Die Band

Piia Beer,

Vocals, Songwriting

 

 

…genoss eine frü­he Prä­gung durch die typi­sche Musik­kul­tur ihrer Hei­mat (die welt­weit höchs­te pro Kopf Dich­te an Musik­ver­an­stal­tun­gen und Hea­vy-Metal-Bands, sowie exzen­tri­sche Luft­gi­tar­ren­welt­meis­ter­schaf­ten, und mas­sen­haft Leu­te, die in Moll tan­zen) und wur­de schnell in den Bann der Ton­kunst gezo­gen.  Beson­ders bewun­der­te sie aus­ge­fal­le­ne Bands wie Lenin­grad Cow­boys. Nach diver­sen Cover-Band Pro­jek­ten tritt sie jetzt kul­ti­vier­ter auf, indem sie ihre eige­ne Saa­ga als Band­grün­de­rin, Anglis­tin, Song­wri­te­rin und Fina­lis­tin der Breedlove Song­wri­ter Slam (2015) schreibt. Piia ist Sän­ge­rin aus Herz und See­le, und sie liebt neben ande­ren Musik­gen­res (Alter­na­ti­ve Rock, Gos­pel-Jazz) beson­ders den unkon­ven­tio­nel­len Power Blues Rock. Ihr Mot­to: Enjoy every moment!

 


Christian Stallmann,

Guitars, Composing

 

 

… brach­te mit 13 Jah­ren sei­nen Klas­sik-Gitar­ren­leh­rer schnell zur Weiß­glut, weil er lie­ber die Riffs sei­ner Gitar­ren-Heros spie­len woll­te, als sit­zend mit Fuß­stän­der die kor­rek­te Wech­sel­schlag­tech­nik zu ler­nen, um dann „Andan­ti­no” vom Blatt zu spie­len. Die Zusam­men­ar­beit war dann schnell erle­digt und er hat sich das Gitar­re­spie­len seit­dem selbst bei­gebracht. Schon früh spiel­te er in Bands, die eige­ne Stü­cke kom­po­nier­ten, was sogar einen Film und einen Auf­tritt im ZDF ein­brach­te. Heu­te spielt er außer­dem noch in Chi­ckens’ Night­ma­re. Von coo­len Gitar­ren­riffs kann er bis heu­te nicht genug bekommen.

 


Maik Müller,

Drums

 

 

… kam von zu Hau­se aus in Kon­takt mit den Rock­klas­si­kern der Musik­ge­schich­te und beim Beob­ach­ten des Phil Collins/​Chester Thomp­son Drum Duets war es dann um ihn gesche­hen: alle ver­füg­ba­ren Klang­kör­per muss­ten für das Aus­tes­ten der Per­cus­sion hin­hal­ten, bis er ein eige­nes Drum­set hat­te und in Schul­bands sein Talent ent­wi­ckeln konn­te. Seit dem hat er Enga­ge­ments in Rock-Pop-Musik­be­reich und ist dem­nach in ver­schie­de­nen Stil­rich­tun­gen zu Hause.

 


Hanno Friedrich,

Bass Guitar

 

 

.…hat in jun­gen Jah­ren Gitar­re spie­len gelernt und ist geprägt durch den Stil der 60er, 70er und 80er. Auf der wun­der­schö­nen Insel La Gome­ra, die er seit zwei Jahr­zehn­ten besucht, hat er die unter­schied­lichs­ten Musi­ker ken­nen­ge­lernt und dort in unter­schied­lichs­ten For­ma­tio­nen Lead‑, Rhyth­mus- und Bass­gi­tar­re gespielt und sich so in der dor­ti­gen Musi­ker­sze­ne fest eta­bliert.

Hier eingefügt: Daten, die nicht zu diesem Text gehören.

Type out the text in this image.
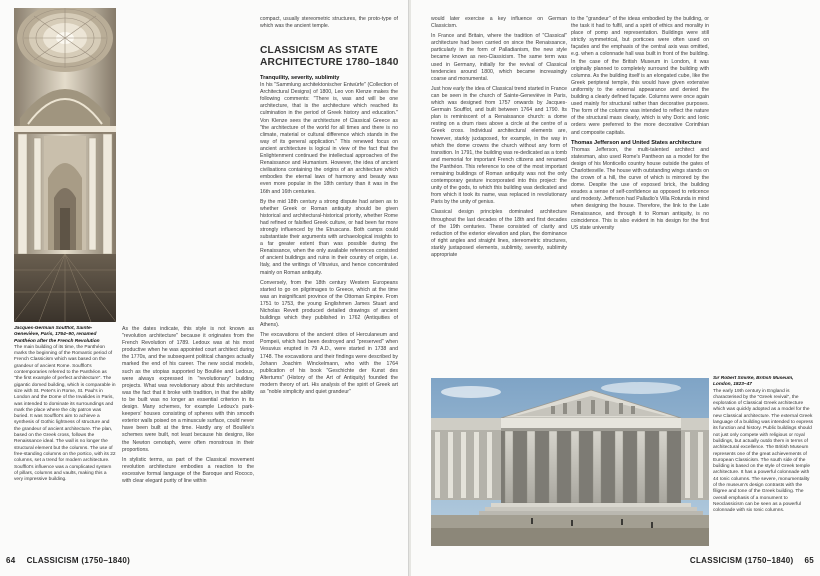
Jacques-Germain Soufflot, Sainte-Geneviève, Paris, 1764–90, renamed Panthéon after the French Revolution
The main building of its time, the Panthéon marks the beginning of the Romantic period of French Classicism which was based on the grandeur of ancient Rome. Soufflot's contemporaries referred to the Panthéon as "the first example of perfect architecture". The gigantic domed building, which is comparable in size with St. Peter's in Rome, St. Paul's in London and the Dome of the Invalides in Paris, was intended to dominate its surroundings and mark the place where the city patron was buried. It was Soufflot's aim to achieve a synthesis of Gothic lightness of structure and the grandeur of ancient architecture. The plan, based on the Greek cross, follows the Renaissance ideal. The wall is no longer the structural element but the columns. The use of free-standing columns on the portico, with its 22 columns, set a trend for modern architecture. Soufflot's influence was a complicated system of pillars, columns and vaults, making this a very impressive building.

As the dates indicate, this style is not known as "revolution architecture" because it originates from the French Revolution of 1789. Ledoux was at his most productive when he was appointed court architect during the 1770s, and the subsequent political changes actually marked the end of his career. The new social models, such as the utopias supported by Boullée and Ledoux, were always expressed in "revolutionary" building projects. What was revolutionary about this architecture was the fact that it broke with tradition, in that the ability to be built was no longer an essential criterion in its design. Many schemes, for example Ledoux's park-keepers' houses consisting of spheres with thin smooth exterior walls poised on a minuscule surface, could never have been built at the time. Hardly any of Boullée's schemes were built, not least because his designs, like the Newton cenotaph, were often monstrous in their proportions.

In stylistic terms, as part of the Classical movement revolution architecture embodies a reaction to the excessive formal language of the Baroque and Rococo, with clear elegant purity of line within

compact, usually stereometric structures, the proto-type of which was the ancient temple.
CLASSICISM AS STATE
ARCHITECTURE 1780–1840

Tranquility, severity, sublimity

In his "Sammlung architektonischer Entwürfe" (Collection of Architectural Designs) of 1800, Leo von Klenze makes the following comments: "There is, was and will be one architecture, that is the architecture which reached its culmination in the period of Greek history and education." Von Klenze sees the architecture of Classical Greece as "the architecture of the world for all times and there is no climate, material or cultural difference which stands in the way of its general application." This renewed focus on ancient architecture is logical in view of the fact that the Enlightenment continued the intellectual approaches of the Renaissance and Humanism. However, the idea of ancient civilisations containing the origins of an architecture which embodies the eternal laws of harmony and beauty was even more popular in the 18th century than it was in the 16th and 16th centuries.

By the mid 18th century a strong dispute had arisen as to whether Greek or Roman antiquity should be given historical and architectural-historical priority, whether Rome had refined or falsified Greek culture, or had been far more strongly influenced by the Etruscans. Both camps could substantiate their arguments with archaeological insights to a far greater extent than was possible during the Renaissance, when the only available references consisted of ancient buildings and ruins in their country of origin, i.e. Italy, and the writings of Vitruvius, and hence concentrated mainly on Roman antiquity.

Conversely, from the 18th century Western Europeans started to go on pilgrimages to Greece, which at the time was an insignificant province of the Ottoman Empire. From 1751 to 1753, the young Englishmen James Stuart and Nicholas Revett produced detailed drawings of ancient buildings which they published in 1762 (Antiquities of Athens).

The excavations of the ancient cities of Herculaneum and Pompeii, which had been destroyed and "preserved" when Vesuvius erupted in 79 A.D., were started in 1738 and 1748. The excavations and their findings were described by Johann Joachim Winckelmann, who with the 1764 publication of his book "Geschichte der Kunst des Altertums" (History of the Art of Antiquity) founded the modern theory of art. His analysis of the spirit of Greek art as "noble simplicity and quiet grandeur"

64 CLASSICISM (1750–1840)

would later exercise a key influence on German Classicism.

In France and Britain, where the tradition of "Classical" architecture had been carried on since the Renaissance, particularly in the form of Palladianism, the new style became known as neo-Classicism. The same term was used in Germany, initially for the revival of Classical tendencies around 1800, which became increasingly coarse and monumental.

Just how early the idea of Classical trend started in France can be seen in the church of Sainte-Geneviève in Paris, which was designed from 1757 onwards by Jacques-Germain Soufflot, and built between 1764 and 1790. Its plan is reminiscent of a Renaissance church: a dome resting on a drum rises above a circle at the centre of a Greek cross. Individual architectural elements are, however, starkly juxtaposed, for example, in the way in which the dome crowns the church without any form of transition. In 1791, the building was re-dedicated as a tomb and memorial for important French citizens and renamed the Panthéon. This reference to one of the most important remaining buildings of Roman antiquity was not the only contemporary gesture incorporated into this project: the unity of the gods, to which this building was dedicated and from which it took its name, was replaced in revolutionary Paris by the unity of genius.

Classical design principles dominated architecture throughout the last decades of the 18th and first decades of the 19th centuries. These consisted of clarity and reduction of the exterior elevation and plan, the dominance of right angles and straight lines, stereometric structures, starkly juxtaposed elements, sublimity, severity, sublimity appropriate

to the "grandeur" of the ideas embodied by the building, or the task it had to fulfil, and a spirit of ethics and morality in place of pomp and representation. Buildings were still strictly symmetrical, but porticoes were often used on façades and the emphasis of the central axis was omitted, e.g. when a colonnade hall was built in front of the building. In the case of the British Museum in London, it was originally planned to completely surround the building with columns. As the building itself is an elongated cube, like the Greek peripteral temple, this would have given extensive uniformity to the external appearance and denied the building a clearly defined façade. Columns were once again used mainly for structural rather than decorative purposes. The form of the columns was intended to reflect the nature of the structural mass clearly, which is why Doric and Ionic orders were preferred to the more decorative Corinthian and composite capitals.

Thomas Jefferson and United States architecture

Thomas Jefferson, the multi-talented architect and statesman, also used Rome's Pantheon as a model for the design of his Monticello country house outside the gates of Charlottesville. The house with outstanding wings stands on the crown of a hill, the curve of which is mirrored by the dome. Despite the use of exposed brick, the building exudes a sense of self-confidence as opposed to reticence and modesty. Jefferson had Palladio's Villa Rotunda in mind when designing the house. Therefore, the link to the Late Renaissance, and through it to Roman antiquity, is no coincidence. This is also evident in his design for the first US state university

Sir Robert Smirke, British Museum, London, 1823–47
The early 19th century in England is characterised by the "Greek revival", the exploration of Classical Greek architecture which was quickly adopted as a model for the new Classical architecture. The external Greek language of a building was intended to express its function and history. Public buildings should not just only compete with religious or royal buildings, but actually outdo them in terms of architectural excellence. The British Museum represents one of the great achievements of European Classicism. The south side of the building is based on the style of Greek temple architecture. It has a powerful colonnade with 44 Ionic columns. The severe, monumentality of the museum's design contrasts with the filigree and tone of the Greek building. The overall emphasis of a monument to Neoclassicism can be seen as a powerful colonnade with six Ionic columns.
CLASSICISM (1750–1840) 65
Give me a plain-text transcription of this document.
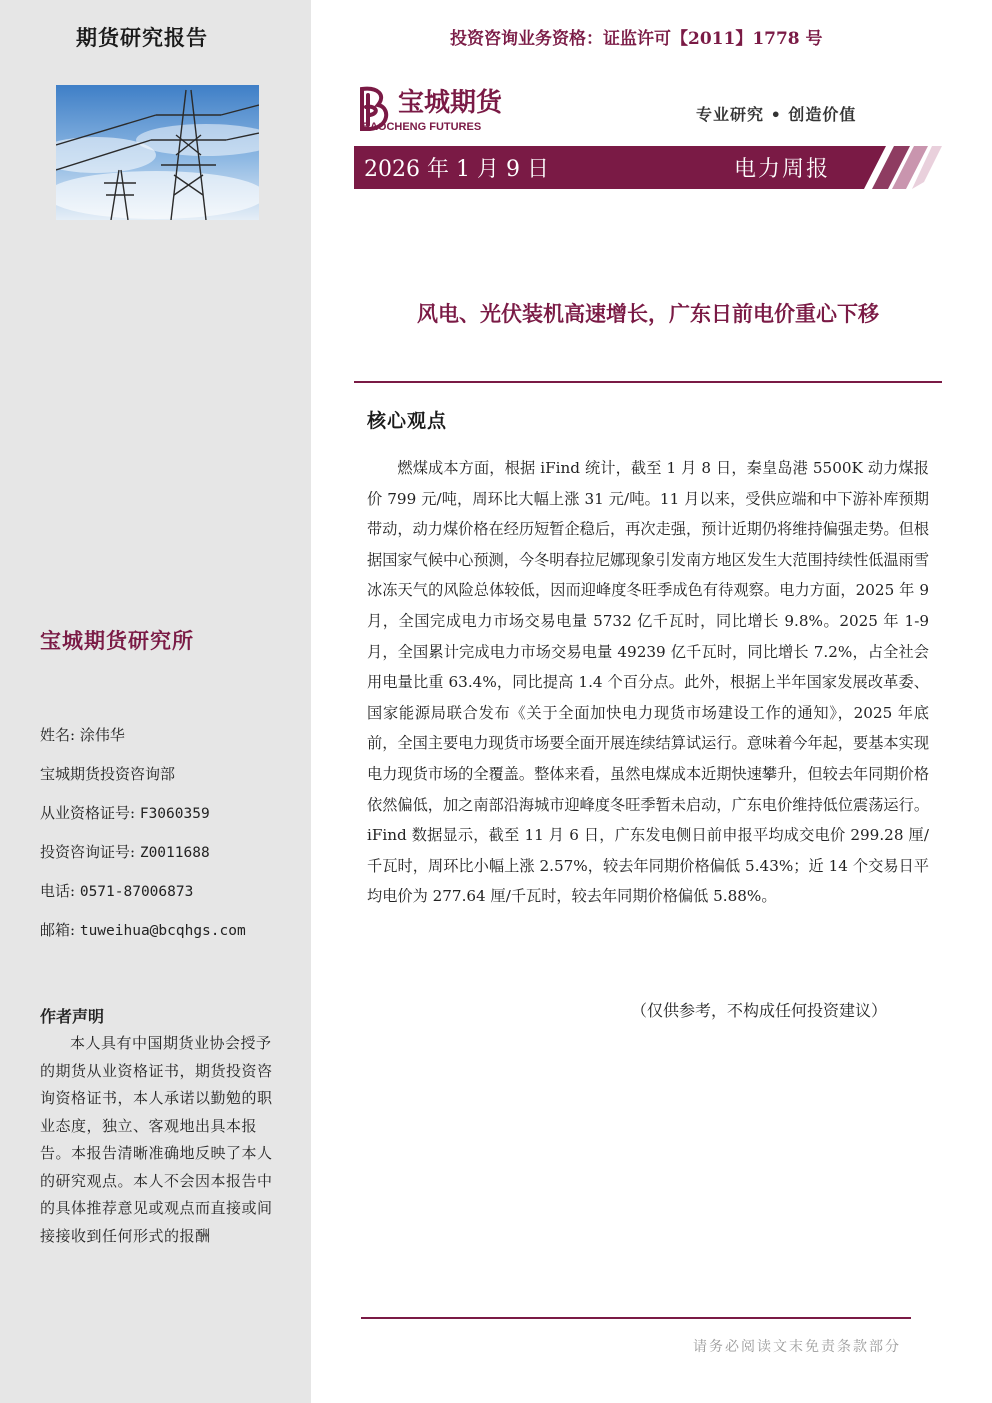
期货研究报告
宝城期货研究所
姓名: 涂伟华
宝城期货投资咨询部
从业资格证号: F3060359
投资咨询证号: Z0011688
电话: 0571-87006873
邮箱: tuweihua@bcqhgs.com
作者声明
本人具有中国期货业协会授予的期货从业资格证书，期货投资咨询资格证书，本人承诺以勤勉的职业态度，独立、客观地出具本报告。本报告清晰准确地反映了本人的研究观点。本人不会因本报告中的具体推荐意见或观点而直接或间接接收到任何形式的报酬
投资咨询业务资格：证监许可【2011】1778 号
宝城期货
BAOCHENG FUTURES
专业研究 • 创造价值
2026 年 1 月 9 日	电力周报
风电、光伏装机高速增长，广东日前电价重心下移
核心观点
燃煤成本方面，根据 iFind 统计，截至 1 月 8 日，秦皇岛港 5500K 动力煤报价 799 元/吨，周环比大幅上涨 31 元/吨。11 月以来，受供应端和中下游补库预期带动，动力煤价格在经历短暂企稳后，再次走强，预计近期仍将维持偏强走势。但根据国家气候中心预测，今冬明春拉尼娜现象引发南方地区发生大范围持续性低温雨雪冰冻天气的风险总体较低，因而迎峰度冬旺季成色有待观察。电力方面，2025 年 9 月，全国完成电力市场交易电量 5732 亿千瓦时，同比增长 9.8%。2025 年 1-9 月，全国累计完成电力市场交易电量 49239 亿千瓦时，同比增长 7.2%，占全社会用电量比重 63.4%，同比提高 1.4 个百分点。此外，根据上半年国家发展改革委、国家能源局联合发布《关于全面加快电力现货市场建设工作的通知》，2025 年底前，全国主要电力现货市场要全面开展连续结算试运行。意味着今年起，要基本实现电力现货市场的全覆盖。整体来看，虽然电煤成本近期快速攀升，但较去年同期价格依然偏低，加之南部沿海城市迎峰度冬旺季暂未启动，广东电价维持低位震荡运行。iFind 数据显示，截至 11 月 6 日，广东发电侧日前申报平均成交电价 299.28 厘/千瓦时，周环比小幅上涨 2.57%，较去年同期价格偏低 5.43%；近 14 个交易日平均电价为 277.64 厘/千瓦时，较去年同期价格偏低 5.88%。
（仅供参考，不构成任何投资建议）
请务必阅读文末免责条款部分
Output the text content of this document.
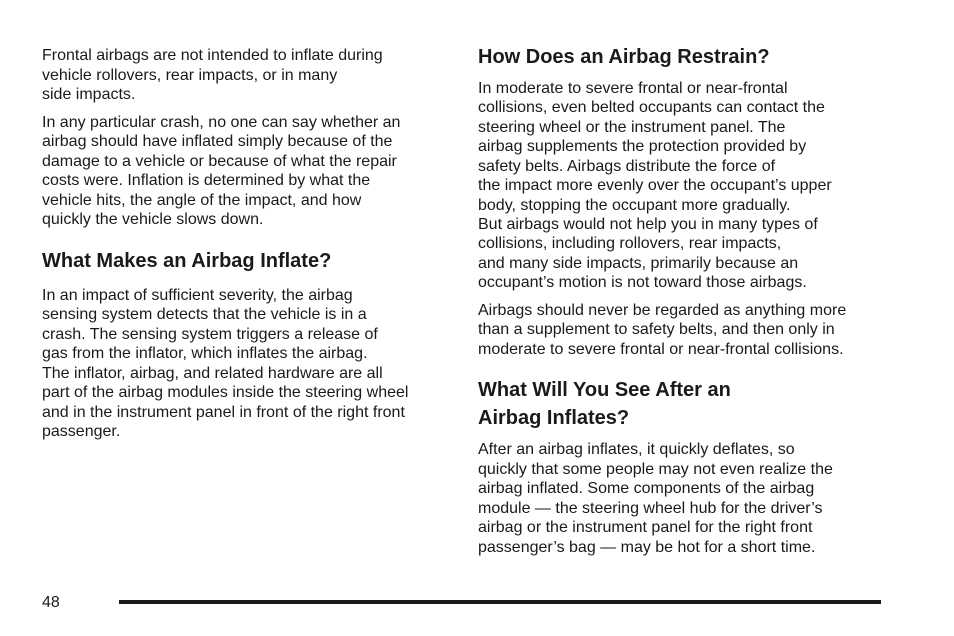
Frontal airbags are not intended to inflate during
vehicle rollovers, rear impacts, or in many
side impacts.
In any particular crash, no one can say whether an
airbag should have inflated simply because of the
damage to a vehicle or because of what the repair
costs were. Inflation is determined by what the
vehicle hits, the angle of the impact, and how
quickly the vehicle slows down.
What Makes an Airbag Inflate?
In an impact of sufficient severity, the airbag
sensing system detects that the vehicle is in a
crash. The sensing system triggers a release of
gas from the inflator, which inflates the airbag.
The inflator, airbag, and related hardware are all
part of the airbag modules inside the steering wheel
and in the instrument panel in front of the right front
passenger.
How Does an Airbag Restrain?
In moderate to severe frontal or near-frontal
collisions, even belted occupants can contact the
steering wheel or the instrument panel. The
airbag supplements the protection provided by
safety belts. Airbags distribute the force of
the impact more evenly over the occupant’s upper
body, stopping the occupant more gradually.
But airbags would not help you in many types of
collisions, including rollovers, rear impacts,
and many side impacts, primarily because an
occupant’s motion is not toward those airbags.
Airbags should never be regarded as anything more
than a supplement to safety belts, and then only in
moderate to severe frontal or near-frontal collisions.
What Will You See After an
Airbag Inflates?
After an airbag inflates, it quickly deflates, so
quickly that some people may not even realize the
airbag inflated. Some components of the airbag
module — the steering wheel hub for the driver’s
airbag or the instrument panel for the right front
passenger’s bag — may be hot for a short time.
48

Mit Saa­ga Rootz hat er sein Herz für eige­ne Rock­stü­cke ent­deckt und ist seit 2019 als Bas­sist dabei.

 


Thomas Kevenhörster,

Keyboards, Composing

 

 

…hat­te schon die Schul­band von damals mit schrä­gen Gitar­ren­tö­nen berei­chert und spä­ter das Fai­ble für die Viel­falt der Tas­ten ent­deckt. Ein Musi­ker, der schon immer lie­ber in außer­ge­wöhn­li­chen Bands eige­ne Melo­dien kre­iert hat, statt dem Main­stream nach­zu­ei­fern. Bei Saa­ga Rootz ist er für die lei­sen Töne zuständig,mal rich­tig schwur­belnd mit Schwei­neor­gel, mal ele­gant mit Kla­vier, und meis­tens mit einem typi­schen Hauch Melancholie.